Lawrence Steele described Aspesi’s offer as: “a kind of uniform, but a vast uniform because we have so many categories and we are always adding and developing them.” That uniform analogy is totally on point because many Aspesi pieces are based on military or workwear. Its field jackets are arguably the brand’s defining pieces.
This collection featured all that core Aspesi goodness in softened but unexpected colorways including lavender, raspberry, and mustard. There was a large section of pieces in nylon, some padded, that had a silky luster but a technical toughness. Breton knits and argyle polo shirts were tweaked ever so slightly with a tufting finish on their defining stripes. Along with the garment dyed linen shirts, a biker in black washed cotton and a parka in Prince of Wales check all looked on the rack as if they had already lived full, rich worn lives. Steele is an expert at giving his garments a kick start of patina before sending them off into the world.

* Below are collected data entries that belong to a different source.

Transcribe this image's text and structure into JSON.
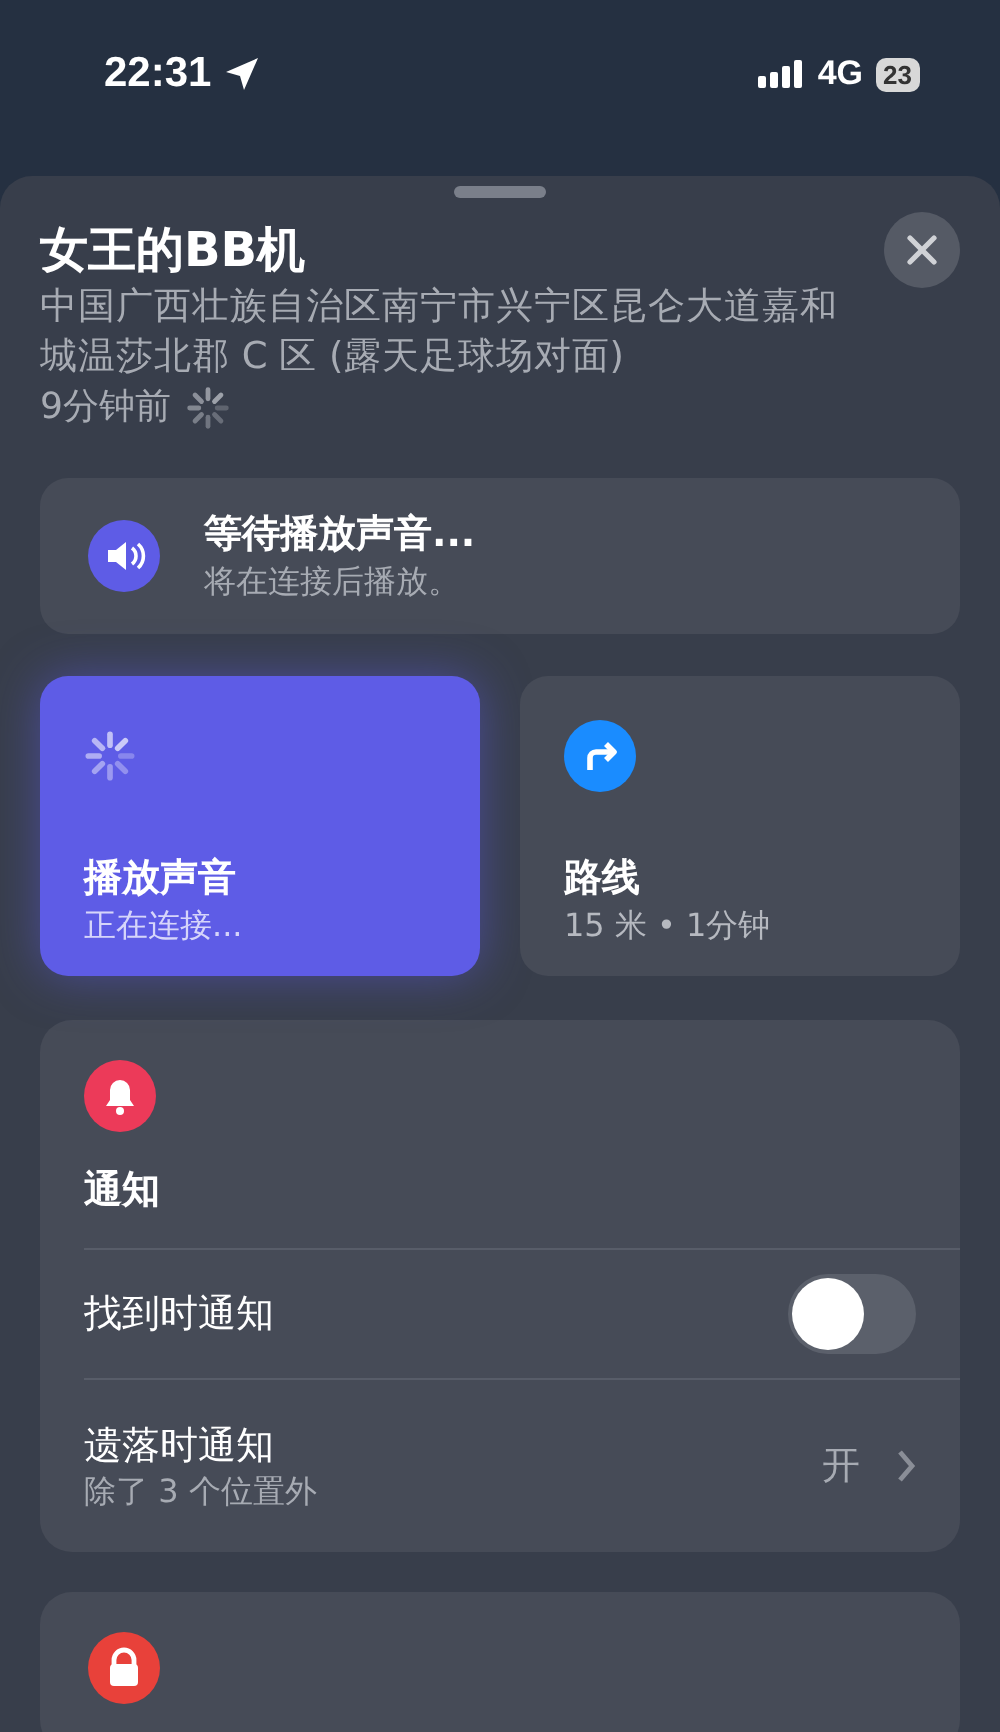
{
  "status_bar": {
    "time": "22:31",
    "network": "4G",
    "battery": "23"
  },
  "sheet": {
    "title": "女王的BB机",
    "address": "中国广西壮族自治区南宁市兴宁区昆仑大道嘉和城温莎北郡 C 区 (露天足球场对面)",
    "updated": "9分钟前"
  },
  "banner": {
    "title": "等待播放声音...",
    "subtitle": "将在连接后播放。"
  },
  "actions": [
    {
      "kind": "sound",
      "label": "播放声音",
      "detail": "正在连接...",
      "active": true
    },
    {
      "kind": "route",
      "label": "路线",
      "detail": "15 米 • 1分钟",
      "active": false
    }
  ],
  "notifications": {
    "title": "通知",
    "rows": [
      {
        "kind": "toggle",
        "label": "找到时通知",
        "on": false
      },
      {
        "kind": "disclosure",
        "label": "遗落时通知",
        "detail": "除了 3 个位置外",
        "value": "开"
      }
    ]
  }
}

A blue liner jacket in lightly padded cotton featured low pockets edged in the finest wale corduroy. The same piece was delicious in raspberry nylon. An artfully crumpled linen blazer with patch pockets had been expertly dyed to create a subtle iridescent interplay between bronze and blue, depending on the light. Long sleeve linen buttons in floral prints played nicely against the house field jacket in a ripstop mix patterned in an abstracted leopard camouflage: yummy.
Said Steele: “I never want it to have any emphasis in relation to trends or being trendy. It’s supposed to be anti-fashion, in that it’s not something that you follow—instead it follows you.” He added that this season part of his thinking had been a sense of dystopian romanticism, but from this side of the rail it looked not far short of utopian: a wardrobe for life.